Ter uitvoering van artikel 8, eerste lid, van richtlijn nr. 83/189/EEG van de Raad van de Europese Gemeenschappen van 28 maart 1983 betreffende een informatieprocedure op het gebied van normen en technische voorschriften (PbEG L 109), is het ontwerp van dit besluit op 6 juni 1997 genotificeerd aan de Commissie van de Europese Gemeenschappen. Met de naar aanleiding hiervan door de Commissie kenbaar gemaakte uitvoerig gemotiveerde mening en opmerking is rekening gehouden bij de vaststelling van dit besluit.

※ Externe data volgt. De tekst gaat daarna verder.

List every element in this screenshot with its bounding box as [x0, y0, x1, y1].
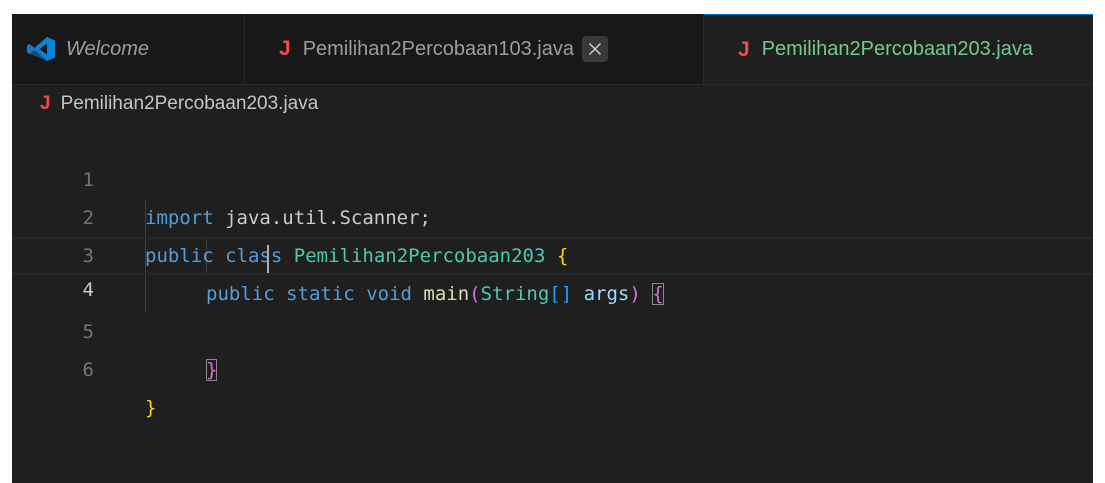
code-line-current[interactable]: 4	[12, 237, 1093, 301]
tab-label: Pemilihan2Percobaan103.java	[302, 37, 574, 60]
line-number: 6	[82, 359, 94, 381]
java-icon: J	[738, 37, 750, 61]
breadcrumb[interactable]: J Pemilihan2Percobaan203.java	[12, 85, 1093, 123]
code-line[interactable]: 2 public class Pemilihan2Percobaan203 {	[12, 161, 1093, 267]
tab-label: Welcome	[66, 37, 149, 60]
line-content: }	[145, 389, 156, 427]
editor-group: Welcome J Pemilihan2Percobaan103.java J …	[12, 14, 1093, 483]
tab-pemilihan2percobaan203[interactable]: J Pemilihan2Percobaan203.java	[704, 14, 1093, 84]
code-line[interactable]: 5 }	[12, 275, 1093, 381]
code-line[interactable]: 6 }	[12, 313, 1093, 419]
vscode-window: Welcome J Pemilihan2Percobaan103.java J …	[0, 0, 1105, 483]
tab-bar: Welcome J Pemilihan2Percobaan103.java J …	[12, 14, 1093, 85]
close-tab-button[interactable]	[582, 36, 608, 62]
java-icon: J	[279, 37, 291, 60]
breadcrumb-file[interactable]: Pemilihan2Percobaan203.java	[61, 93, 319, 115]
tab-label: Pemilihan2Percobaan203.java	[761, 38, 1033, 60]
code-line[interactable]: 3 public static void main(String[] args)…	[12, 199, 1093, 305]
vscode-icon	[26, 36, 56, 62]
code-line[interactable]: 1 import java.util.Scanner;	[12, 123, 1093, 229]
text-cursor	[267, 245, 269, 273]
line-content: }	[206, 351, 218, 389]
java-icon: J	[40, 93, 51, 114]
code-editor[interactable]: 1 import java.util.Scanner; 2 public cla…	[12, 123, 1093, 483]
tab-pemilihan2percobaan103[interactable]: J Pemilihan2Percobaan103.java	[245, 14, 704, 84]
close-icon	[588, 42, 602, 56]
bracket: }	[145, 397, 157, 419]
matched-bracket: }	[206, 359, 218, 381]
tab-welcome[interactable]: Welcome	[12, 14, 245, 84]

De Staatssecretaris van Volksgezondheid, Welzijn en Sport,

E. G. Terpstra


XNoot
1

Stb. 1992, 14, laatstelijk gewijzigd bij besluit van 15 januari 1997, Stb. 20.

XNoot
2

Stb. 1980, 223, laatstelijk gewijzigd bij besluit van 15 januari 1997, Stb. 20.

XNoot
3

Stb. 1992, 678, laatstelijk gewijzigd bij besluit van 16 december 1997, Stb. 720.

XNoot
4

Stb. 1992, 205, gewijzigd bij besluit van 15 januari 1997, Stb. 20.

XNoot
5

Stb. 1992, 222, laatstelijk gewijzigd bij besluit van 15 januari 1997, Stb. 20.

XNoot
6

Stb. 1989, 548, laatstelijk gewijzigd bij besluit van 29 april 1997, Stb. 234.

XNoot
7

Stb. 1985, 758, laatstelijk gewijzigd bij besluit van 15 januari 1997, Stb. 20.

XNoot
8

Stb. 1978, 238, laatstelijk gewijzigd bij besluit van 18 september 1996, Stb. 467.

XNoot
9

Stb. 1968, 2, laatstelijk gewijzigd bij besluit van 18 september 1996, Stb. 467.

XNoot
10

Stb. 1977, 141, laatstelijk gewijzigd bij besluit van 18 september 1996, Stb. 467.

XNoot
11

Stb. 1987, 243, laatstelijk gewijzigd bij besluit van 15 januari 1997, Stb. 20.

XNoot
12

Stb. 1972, 688, laatstelijk gewijzigd bij besluit van 8 december 1975, Stb. 773.

XNoot
13

Stb. 1994, 11, laatstelijk gewijzigd bij besluit van 16 juni 1997, Stb. 291.

XHistnoot

Het advies van de Raad van State wordt niet openbaar gemaakt op grond van artikel 25a, vierde lid, onder b, van de Wet op de Raad van State, omdat het uitsluitend opmerkingen van redactionele aard bevat.